I'm not sure why you're using a truststore other than the one that's part of the JVM used by CF, but I don't think it matters. I think the problem is that you still need to install the certificate chain for this new certificate. When you renew a certificate, the chain can in theory have a different root and intermediate certificates. If that happens, your client (CF) likely won't have those in its truststore.

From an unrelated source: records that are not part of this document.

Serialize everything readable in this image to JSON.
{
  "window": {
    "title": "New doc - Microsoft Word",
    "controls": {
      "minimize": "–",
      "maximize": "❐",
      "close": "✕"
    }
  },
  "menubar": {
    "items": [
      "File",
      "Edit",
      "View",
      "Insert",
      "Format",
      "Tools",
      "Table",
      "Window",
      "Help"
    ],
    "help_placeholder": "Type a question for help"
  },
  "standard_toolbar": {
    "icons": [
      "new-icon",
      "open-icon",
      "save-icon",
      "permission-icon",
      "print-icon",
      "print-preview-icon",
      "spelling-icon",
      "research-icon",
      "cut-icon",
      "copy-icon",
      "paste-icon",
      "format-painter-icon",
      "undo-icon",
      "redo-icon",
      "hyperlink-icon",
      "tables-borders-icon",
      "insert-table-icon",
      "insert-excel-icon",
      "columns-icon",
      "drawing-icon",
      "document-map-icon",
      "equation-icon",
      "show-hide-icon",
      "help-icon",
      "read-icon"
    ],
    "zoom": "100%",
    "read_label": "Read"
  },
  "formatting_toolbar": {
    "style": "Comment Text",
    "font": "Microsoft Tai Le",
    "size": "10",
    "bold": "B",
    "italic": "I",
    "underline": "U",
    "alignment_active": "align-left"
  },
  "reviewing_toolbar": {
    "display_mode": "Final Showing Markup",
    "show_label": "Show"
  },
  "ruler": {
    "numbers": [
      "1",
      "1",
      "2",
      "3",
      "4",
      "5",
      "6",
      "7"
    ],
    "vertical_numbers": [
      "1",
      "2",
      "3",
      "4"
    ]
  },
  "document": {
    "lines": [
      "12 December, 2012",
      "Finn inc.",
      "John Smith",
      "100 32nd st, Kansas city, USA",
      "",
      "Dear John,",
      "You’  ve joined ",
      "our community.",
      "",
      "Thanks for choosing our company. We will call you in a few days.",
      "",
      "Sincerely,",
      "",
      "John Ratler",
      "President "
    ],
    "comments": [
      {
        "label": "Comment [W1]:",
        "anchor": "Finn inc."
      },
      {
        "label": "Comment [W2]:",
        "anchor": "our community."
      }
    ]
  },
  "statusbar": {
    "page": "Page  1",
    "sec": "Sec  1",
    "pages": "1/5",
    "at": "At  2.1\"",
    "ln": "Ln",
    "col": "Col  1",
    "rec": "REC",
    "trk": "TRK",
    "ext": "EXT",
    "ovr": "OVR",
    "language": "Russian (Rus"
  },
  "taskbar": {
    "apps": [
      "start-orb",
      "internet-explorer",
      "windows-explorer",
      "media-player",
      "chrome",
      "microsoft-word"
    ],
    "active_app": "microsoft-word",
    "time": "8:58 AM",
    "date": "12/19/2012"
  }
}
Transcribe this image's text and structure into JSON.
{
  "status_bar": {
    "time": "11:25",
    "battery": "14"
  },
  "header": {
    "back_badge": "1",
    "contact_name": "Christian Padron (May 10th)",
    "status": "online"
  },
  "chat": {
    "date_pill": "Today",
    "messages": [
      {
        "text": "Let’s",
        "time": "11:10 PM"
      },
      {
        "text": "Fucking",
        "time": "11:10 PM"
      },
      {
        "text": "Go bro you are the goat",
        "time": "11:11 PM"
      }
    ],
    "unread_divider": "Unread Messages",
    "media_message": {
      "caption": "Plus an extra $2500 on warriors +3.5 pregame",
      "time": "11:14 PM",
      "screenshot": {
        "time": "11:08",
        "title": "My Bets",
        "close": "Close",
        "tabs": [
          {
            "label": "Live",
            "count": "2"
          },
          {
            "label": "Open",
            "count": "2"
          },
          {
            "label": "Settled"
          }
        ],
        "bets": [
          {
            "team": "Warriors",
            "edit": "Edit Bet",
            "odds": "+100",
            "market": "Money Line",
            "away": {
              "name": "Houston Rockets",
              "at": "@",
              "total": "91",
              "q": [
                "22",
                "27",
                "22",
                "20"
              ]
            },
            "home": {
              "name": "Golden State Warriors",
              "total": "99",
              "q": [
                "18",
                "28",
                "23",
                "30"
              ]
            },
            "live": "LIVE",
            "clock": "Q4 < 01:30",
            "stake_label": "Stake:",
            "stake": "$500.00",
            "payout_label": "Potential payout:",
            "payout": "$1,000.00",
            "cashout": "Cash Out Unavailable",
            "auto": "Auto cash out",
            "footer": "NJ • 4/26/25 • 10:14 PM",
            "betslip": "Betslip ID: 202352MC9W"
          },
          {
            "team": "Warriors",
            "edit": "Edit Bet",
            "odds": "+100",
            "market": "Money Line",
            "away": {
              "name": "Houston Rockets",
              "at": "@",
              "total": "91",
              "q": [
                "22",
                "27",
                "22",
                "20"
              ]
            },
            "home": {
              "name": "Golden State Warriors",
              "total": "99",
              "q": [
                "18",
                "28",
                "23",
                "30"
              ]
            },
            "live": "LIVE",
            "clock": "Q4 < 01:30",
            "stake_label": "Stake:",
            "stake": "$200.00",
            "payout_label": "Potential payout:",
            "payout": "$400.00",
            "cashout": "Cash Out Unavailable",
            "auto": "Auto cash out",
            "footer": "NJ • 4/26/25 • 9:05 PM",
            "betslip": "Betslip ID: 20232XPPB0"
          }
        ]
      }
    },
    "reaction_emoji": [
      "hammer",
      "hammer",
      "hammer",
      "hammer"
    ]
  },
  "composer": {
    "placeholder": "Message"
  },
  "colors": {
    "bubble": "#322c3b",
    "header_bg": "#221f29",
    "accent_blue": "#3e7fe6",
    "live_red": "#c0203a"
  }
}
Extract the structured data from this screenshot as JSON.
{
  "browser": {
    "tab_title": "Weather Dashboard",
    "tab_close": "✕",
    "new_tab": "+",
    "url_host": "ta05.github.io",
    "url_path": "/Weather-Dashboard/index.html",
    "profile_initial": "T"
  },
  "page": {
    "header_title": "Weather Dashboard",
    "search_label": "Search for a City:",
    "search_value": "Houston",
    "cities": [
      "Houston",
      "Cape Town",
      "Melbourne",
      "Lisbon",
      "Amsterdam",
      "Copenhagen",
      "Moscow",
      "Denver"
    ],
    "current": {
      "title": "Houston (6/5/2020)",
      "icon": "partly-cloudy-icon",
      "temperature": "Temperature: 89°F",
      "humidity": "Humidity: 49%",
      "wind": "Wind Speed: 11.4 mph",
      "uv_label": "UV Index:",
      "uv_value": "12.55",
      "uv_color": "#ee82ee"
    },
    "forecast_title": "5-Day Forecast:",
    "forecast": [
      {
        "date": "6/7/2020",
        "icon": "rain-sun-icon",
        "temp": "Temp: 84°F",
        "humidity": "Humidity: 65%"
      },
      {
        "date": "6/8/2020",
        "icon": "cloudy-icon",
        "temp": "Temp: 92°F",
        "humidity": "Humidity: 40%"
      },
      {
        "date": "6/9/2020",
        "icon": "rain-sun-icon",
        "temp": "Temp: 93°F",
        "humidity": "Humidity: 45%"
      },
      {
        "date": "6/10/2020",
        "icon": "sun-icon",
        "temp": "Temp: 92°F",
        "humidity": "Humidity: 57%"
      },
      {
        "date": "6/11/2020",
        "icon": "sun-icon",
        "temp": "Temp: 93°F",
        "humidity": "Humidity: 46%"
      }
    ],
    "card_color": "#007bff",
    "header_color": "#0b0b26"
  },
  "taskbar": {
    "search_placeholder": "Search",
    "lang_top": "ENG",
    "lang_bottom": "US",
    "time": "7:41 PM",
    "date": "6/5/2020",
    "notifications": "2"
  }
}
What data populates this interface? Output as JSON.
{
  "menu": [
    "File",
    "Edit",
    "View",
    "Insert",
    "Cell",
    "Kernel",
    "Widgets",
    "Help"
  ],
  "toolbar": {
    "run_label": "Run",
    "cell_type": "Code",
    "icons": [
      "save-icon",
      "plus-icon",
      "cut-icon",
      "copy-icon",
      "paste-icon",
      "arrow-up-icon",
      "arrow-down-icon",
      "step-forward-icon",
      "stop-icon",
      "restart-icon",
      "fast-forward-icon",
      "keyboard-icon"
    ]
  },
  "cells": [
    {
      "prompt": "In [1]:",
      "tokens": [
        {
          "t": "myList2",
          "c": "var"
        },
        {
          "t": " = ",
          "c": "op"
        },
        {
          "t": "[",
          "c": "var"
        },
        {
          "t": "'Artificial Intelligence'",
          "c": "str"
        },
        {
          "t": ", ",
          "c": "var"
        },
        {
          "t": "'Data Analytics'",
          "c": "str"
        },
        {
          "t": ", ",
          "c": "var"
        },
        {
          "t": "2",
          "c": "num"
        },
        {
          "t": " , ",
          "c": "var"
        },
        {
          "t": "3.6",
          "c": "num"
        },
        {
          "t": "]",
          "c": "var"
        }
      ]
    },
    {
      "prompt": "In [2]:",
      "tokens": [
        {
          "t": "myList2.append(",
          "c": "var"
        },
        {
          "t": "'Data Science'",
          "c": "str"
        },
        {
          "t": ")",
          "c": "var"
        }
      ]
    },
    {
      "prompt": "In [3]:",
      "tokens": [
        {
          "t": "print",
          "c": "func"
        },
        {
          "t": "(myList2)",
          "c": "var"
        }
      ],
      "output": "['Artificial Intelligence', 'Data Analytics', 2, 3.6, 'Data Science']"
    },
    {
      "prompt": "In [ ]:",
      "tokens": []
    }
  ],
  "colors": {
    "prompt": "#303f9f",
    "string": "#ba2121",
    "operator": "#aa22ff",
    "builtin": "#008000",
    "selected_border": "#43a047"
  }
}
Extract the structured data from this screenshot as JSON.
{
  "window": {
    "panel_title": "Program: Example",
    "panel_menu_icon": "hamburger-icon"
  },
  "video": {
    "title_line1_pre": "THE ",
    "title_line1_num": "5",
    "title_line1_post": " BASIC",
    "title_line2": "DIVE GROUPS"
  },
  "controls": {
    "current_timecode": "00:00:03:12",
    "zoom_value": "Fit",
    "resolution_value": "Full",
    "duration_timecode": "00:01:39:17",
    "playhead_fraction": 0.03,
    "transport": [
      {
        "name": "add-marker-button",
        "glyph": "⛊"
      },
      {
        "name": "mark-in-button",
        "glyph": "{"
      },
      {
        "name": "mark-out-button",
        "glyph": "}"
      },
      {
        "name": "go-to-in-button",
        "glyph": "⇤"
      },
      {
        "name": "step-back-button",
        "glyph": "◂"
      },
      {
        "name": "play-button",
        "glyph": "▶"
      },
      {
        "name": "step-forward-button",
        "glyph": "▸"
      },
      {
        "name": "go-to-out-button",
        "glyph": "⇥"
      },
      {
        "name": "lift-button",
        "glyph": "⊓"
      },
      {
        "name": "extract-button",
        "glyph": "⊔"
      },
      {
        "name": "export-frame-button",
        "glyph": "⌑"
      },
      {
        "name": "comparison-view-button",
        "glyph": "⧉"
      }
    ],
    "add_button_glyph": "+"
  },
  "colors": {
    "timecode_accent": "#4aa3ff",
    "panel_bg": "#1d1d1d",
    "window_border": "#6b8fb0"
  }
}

Dave, what you say is true, WRT the chain for the cert in question...but note that Douglas had shared yesterday that even a cfhttp call to Google was failing. That's why I've focused on the seeming broader impact of whatever has been done (or not done).

But let's see what we may learn next, and of course all ideas are welcome and might give a needed clue to Douglas. 

A bit more info

[root@lookup ssl.crt]# keytool -import -v -alias lookup -file lookup.ncmb.circ4.dcn.crt -keystore /opt/ncmb/cacerts -storepass changeit
keytool error: java.lang.Exception: Certificate not imported, alias <lookup> already exists

I gather you're offering this info to confirm you'd indeed already added that cert. It's not as reliable as the cert listing you showed previously. Feel free to elaborate if you're meaning something else in offering this.